How much real-time visibility are you looking for on how an algo is performing during the execution process?

Real-time visibility paired with inflight analytics is a key feature for an FX algo suite as it allows for monitoring of execution performance and other metrics like fill rates or aggressiveness during the execution. Live data enables the trader to make better informed decision on whether there is a need to adjust the algo’s parameters to meet the desired execution outcome. As the traders are ultimately responsible for the performance of each algo trade, they should be able to see all the relevant key metrics during the execution process.

How do you analyse the results of your algorithmic FX trading to see how effective it is and whether it is meeting your objectives?

We make use of an external TCA provider which helps us conducting an in-depth analysis of FX algo executions. This allows us to compare performance across algos and currency pairs and therefore enables us to assess each algo’s effectiveness in meeting our objectives. 

Key metrics we focus on include several reversion statistics, which help us getting a better understanding of each child order’s market impact and Sharpe ratio-like measures that indicate risk-adjusted performance. Looking at your key metrics post-execution on a sufficient large set of outcomes then allows you to for example draw conclusions about the under-/outperformance of certain algos in certain currency pairs or whether you should be more cautious about fills in specific ECNs.

To enhance our decision making and therefore our trading outcomes for both manual and automated workflows we utilize internal and external data sources

In what ways are you leveraging data and analytics to help you make more effective use of FX algos?

The use of data and analytics starts from the moment an order arrives in our blotter. Firstly, we assess whether order parameters and current market conditions make it a good candidate for an algo execution. 

For the subsequently algo selection process, we are looking at our analysis of the historical performance within the specific currency pair, ensuring we select the best fitting algo. During execution, we oversee the algo’s progress and performance using the real-time analytics. 

Post-execution, we review the key metrics by both our algo provider’s and our external TCA provider’s reports. We also evaluate post-execution statistics on an aggregate level, as this helps smoothing out the individual trade variances and therefore provides a clearer picture about the actual algo performance.

What advice would you give to other firms who may be looking to exploit the power of algorithmic FX trading?

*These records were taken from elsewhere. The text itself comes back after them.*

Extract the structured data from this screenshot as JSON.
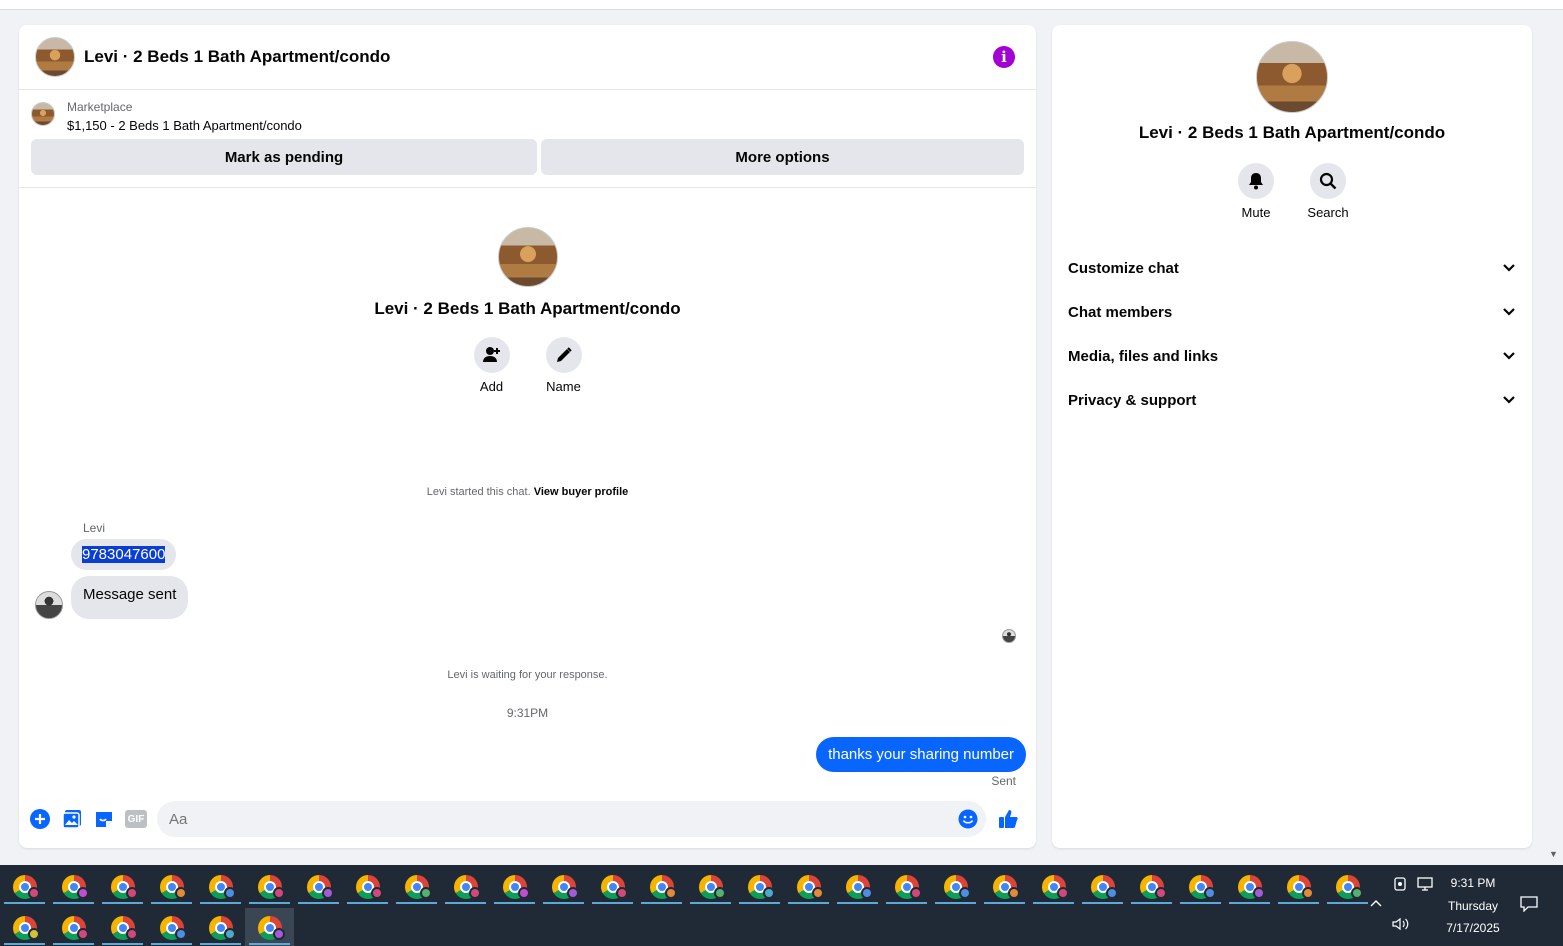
{
  "colors": {
    "accent": "#0866ff",
    "info": "#a200d4",
    "taskbar": "#1f2a36"
  },
  "chat": {
    "header_title": "Levi · 2 Beds 1 Bath Apartment/condo",
    "marketplace_label": "Marketplace",
    "listing": "$1,150 - 2 Beds 1 Bath Apartment/condo",
    "mark_pending": "Mark as pending",
    "more_options": "More options",
    "center_title": "Levi · 2 Beds 1 Bath Apartment/condo",
    "add_label": "Add",
    "name_label": "Name",
    "started_text": "Levi started this chat.",
    "view_buyer": "View buyer profile",
    "sender": "Levi",
    "msg_phone": "9783047600",
    "msg_sent": "Message sent",
    "waiting": "Levi is waiting for your response.",
    "time": "9:31PM",
    "outgoing": "thanks your sharing number",
    "sent_status": "Sent",
    "input_placeholder": "Aa",
    "gif_label": "GIF"
  },
  "side": {
    "title": "Levi · 2 Beds 1 Bath Apartment/condo",
    "mute": "Mute",
    "search": "Search",
    "menu": [
      "Customize chat",
      "Chat members",
      "Media, files and links",
      "Privacy & support"
    ]
  },
  "taskbar": {
    "time": "9:31 PM",
    "day": "Thursday",
    "date": "7/17/2025",
    "row1_badges": [
      "#d1497a",
      "#c04fd0",
      "#d1497a",
      "#e08a3a",
      "#4e8de0",
      "#d1497a",
      "#a35bd6",
      "#d1497a",
      "#53b26b",
      "#d1497a",
      "#c04fd0",
      "#a35bd6",
      "#d1497a",
      "#e08a3a",
      "#53b26b",
      "#4ea9c9",
      "#e08a3a",
      "#4e8de0",
      "#d1497a",
      "#4e8de0",
      "#e08a3a",
      "#d1497a",
      "#4e8de0",
      "#d1497a",
      "#4e8de0",
      "#a35bd6",
      "#e08a3a",
      "#53b26b"
    ],
    "row2_badges": [
      "#d1c03a",
      "#d1497a",
      "#d1497a",
      "#4e8de0",
      "#4ea9c9",
      "#a35bd6"
    ]
  }
}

I think it is essential to have a robust framework for continuous evaluation of your FX trading outcomes. The insights from this framework then enable you to make informed decisions on when to use FX algos versus other execution protocols. Partnering with an external TCA provider helps creating independent and comparable statistics about each algo execution, allowing firms to conduct objective performance reviews. 

Apart from the analytical points, it is also crucial to consider your overall trading workflows, especially how you desire to submit your FX orders into the algos, since more manual processes could lead to less efficient workflows, increased operational risks and increased time to market.